HDL apolipoproteomic score may predict risk for CV death in CAD
An HDL apolipoproteomic score was linked to the presence of CAD in patients without prevalent MI who were referred for coronary angiography, according to a study published in the Journal of the American College of Cardiology.
Pradeep Natarajan, MD, MMSc, director of preventive cardiology at Massachusetts General Hospital and assistant professor of medicine at Harvard Medical School, and colleagues analyzed data from 943 patients (mean age, 67 years; 72% men) from the CASABLANCA study who were referred for coronary or peripheral angiography with or without intervention between 2008 and 2011. Patients included in this study did not have prevalent MI.
Blood samples were taken before and after the angiographic procedure to measure HDL-associated apolipoprotein A-I, ApoC-II, ApoC-III and ApoC-IV. Researchers then calculated a composite HDL apolipoproteomic score.
The primary outcome of interest was the presence of coronary stenosis with at least 70% luminal obstruction in at least one major coronary artery.
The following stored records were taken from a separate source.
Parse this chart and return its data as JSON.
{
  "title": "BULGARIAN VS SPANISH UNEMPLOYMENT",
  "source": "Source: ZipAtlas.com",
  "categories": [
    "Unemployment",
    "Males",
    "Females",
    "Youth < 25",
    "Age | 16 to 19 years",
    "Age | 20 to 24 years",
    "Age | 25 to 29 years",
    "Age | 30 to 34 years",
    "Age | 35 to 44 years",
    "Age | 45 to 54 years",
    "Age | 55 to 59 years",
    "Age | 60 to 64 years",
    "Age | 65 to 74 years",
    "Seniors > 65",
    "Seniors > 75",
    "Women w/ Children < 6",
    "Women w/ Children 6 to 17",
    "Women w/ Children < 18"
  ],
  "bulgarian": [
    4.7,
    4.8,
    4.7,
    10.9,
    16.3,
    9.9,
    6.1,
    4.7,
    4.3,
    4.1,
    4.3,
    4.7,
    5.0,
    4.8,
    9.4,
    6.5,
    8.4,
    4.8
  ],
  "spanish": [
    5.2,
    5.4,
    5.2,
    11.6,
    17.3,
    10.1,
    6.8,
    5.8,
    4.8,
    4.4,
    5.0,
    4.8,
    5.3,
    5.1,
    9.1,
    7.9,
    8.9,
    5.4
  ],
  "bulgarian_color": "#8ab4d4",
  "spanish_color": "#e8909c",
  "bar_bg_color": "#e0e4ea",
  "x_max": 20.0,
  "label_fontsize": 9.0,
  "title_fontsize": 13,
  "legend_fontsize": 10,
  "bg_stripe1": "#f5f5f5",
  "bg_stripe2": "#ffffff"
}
The primary outcome of interest for the incident events analysis was the composite of CV death or MI. Medical records were reviewed for a mean of 4 years.
Of the patients in the study, 62.2% had CAD.
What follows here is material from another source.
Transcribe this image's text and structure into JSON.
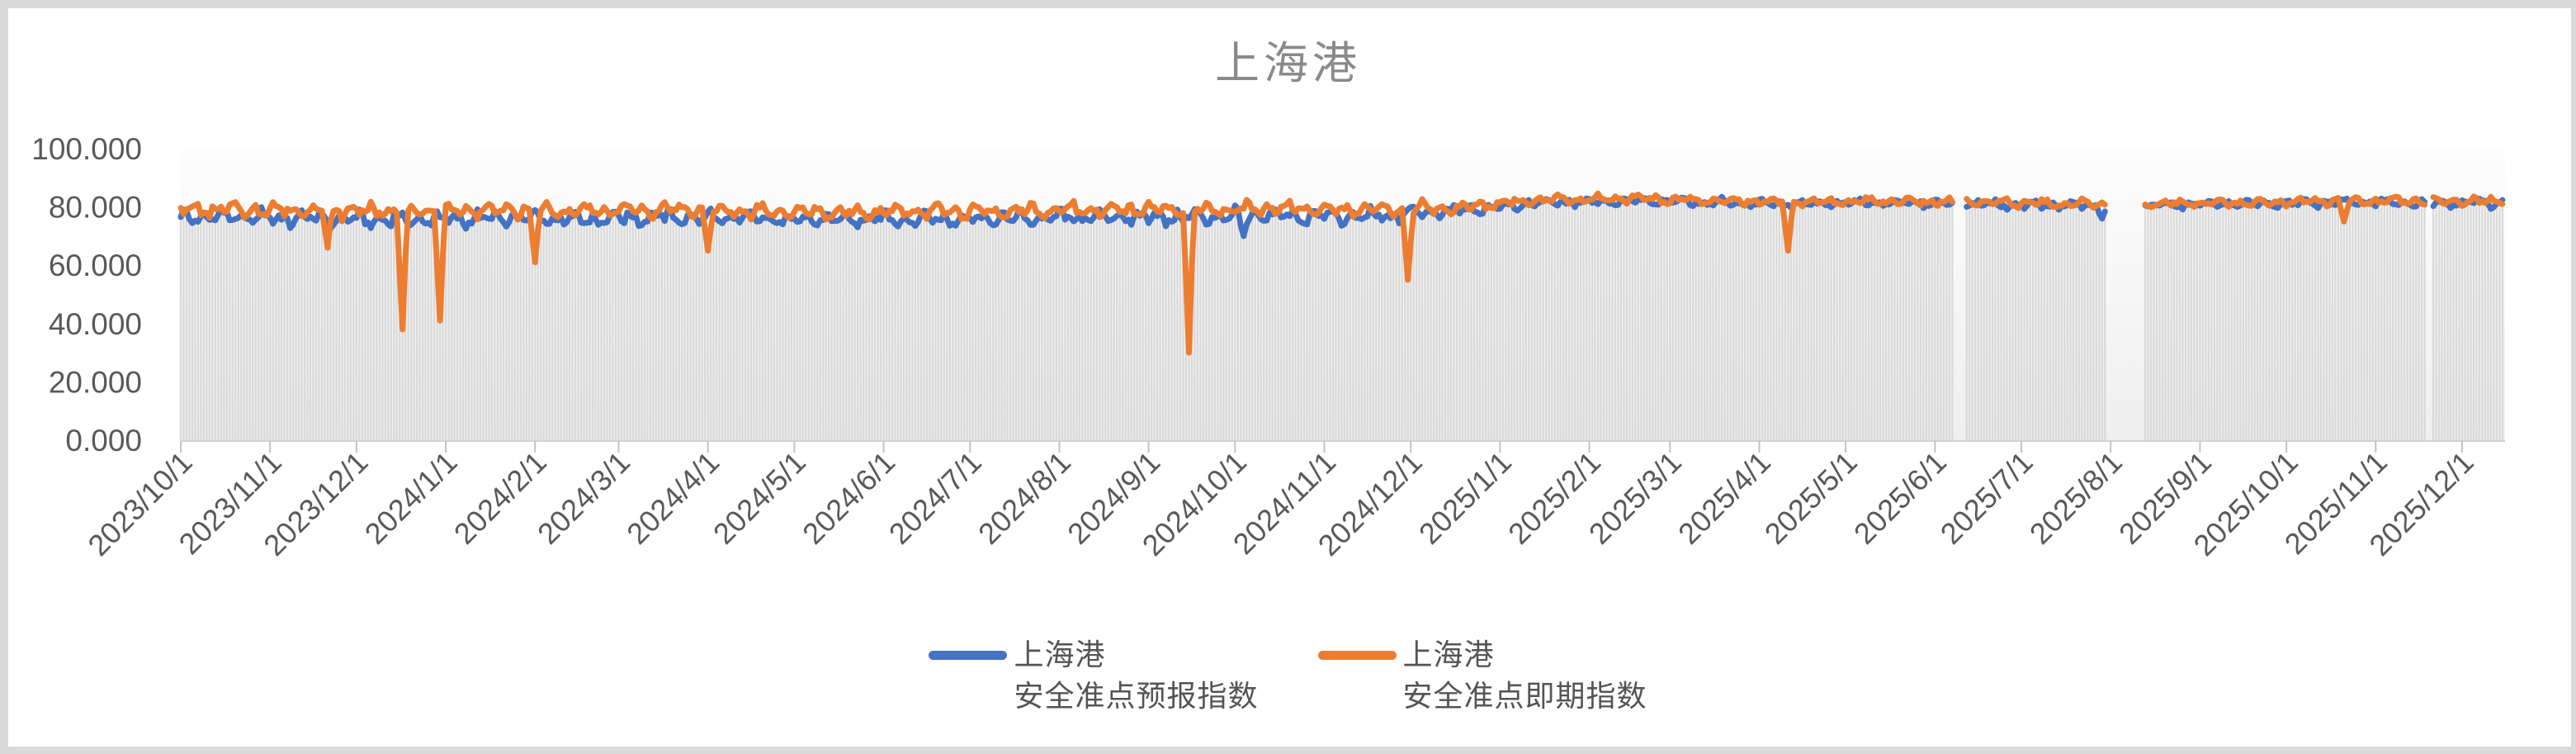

The composite HDL apolipoproteomic score was linked to the presence of obstructive CAD independent of conventional CV risk factors (OR = 1.39; 95% CI, 1.14-1.69). The C-statistic for this score was 0.63 (95% CI, 0.59-0.67).
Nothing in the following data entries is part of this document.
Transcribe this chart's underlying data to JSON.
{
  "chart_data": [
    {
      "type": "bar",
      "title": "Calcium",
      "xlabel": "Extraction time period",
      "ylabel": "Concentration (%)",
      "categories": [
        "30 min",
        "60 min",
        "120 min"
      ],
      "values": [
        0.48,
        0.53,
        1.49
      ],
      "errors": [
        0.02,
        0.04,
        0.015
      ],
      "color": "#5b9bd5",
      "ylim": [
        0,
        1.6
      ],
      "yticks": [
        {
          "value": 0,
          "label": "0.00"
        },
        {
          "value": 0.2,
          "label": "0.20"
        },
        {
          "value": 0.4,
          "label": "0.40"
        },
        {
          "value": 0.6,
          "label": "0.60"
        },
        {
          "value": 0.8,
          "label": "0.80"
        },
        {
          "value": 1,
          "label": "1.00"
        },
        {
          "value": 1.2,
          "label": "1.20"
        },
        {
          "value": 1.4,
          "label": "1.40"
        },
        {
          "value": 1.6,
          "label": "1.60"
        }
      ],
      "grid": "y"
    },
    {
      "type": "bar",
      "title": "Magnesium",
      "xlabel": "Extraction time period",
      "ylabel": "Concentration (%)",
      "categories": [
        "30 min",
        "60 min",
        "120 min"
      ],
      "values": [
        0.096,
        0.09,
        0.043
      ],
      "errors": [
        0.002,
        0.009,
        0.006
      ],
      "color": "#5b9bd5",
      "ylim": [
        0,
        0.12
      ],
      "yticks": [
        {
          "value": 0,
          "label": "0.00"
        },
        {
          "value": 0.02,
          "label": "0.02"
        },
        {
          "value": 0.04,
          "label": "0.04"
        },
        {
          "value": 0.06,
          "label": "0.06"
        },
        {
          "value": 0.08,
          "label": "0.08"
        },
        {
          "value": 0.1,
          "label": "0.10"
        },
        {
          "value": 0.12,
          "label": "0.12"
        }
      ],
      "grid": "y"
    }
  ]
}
The composite HDL apolipoproteomic score was not associated with CV mortality in all patients (HR = 1.24; 95% CI, 0.93-1.66), although there was some evidence of a link in patients with obstructive CAD (HR = 1.48; 95% CI, 1.07-2.05).
“Our study highlights that atherosclerosis is influenced by a complex interplay of apolipoproteins across lipoprotein species,” Natarajan and colleagues wrote. “Quantification of these components can inform risk and prognosis.” – by Darlene Dobkowski
Disclosures: The investigator-initiated study was sponsored by Cleveland Heart Labs. Natarajan reports he is supported by an award from the NHLBI; a co-inventor of helical synthetic peptides that stimulate cellular cholesterol efflux; received research grants from Amgen, Apple and Boston Scientific, and received consulting income from and served on a scientific advisory board for Apple. Please see the study for all other authors’ relevant financial disclosures.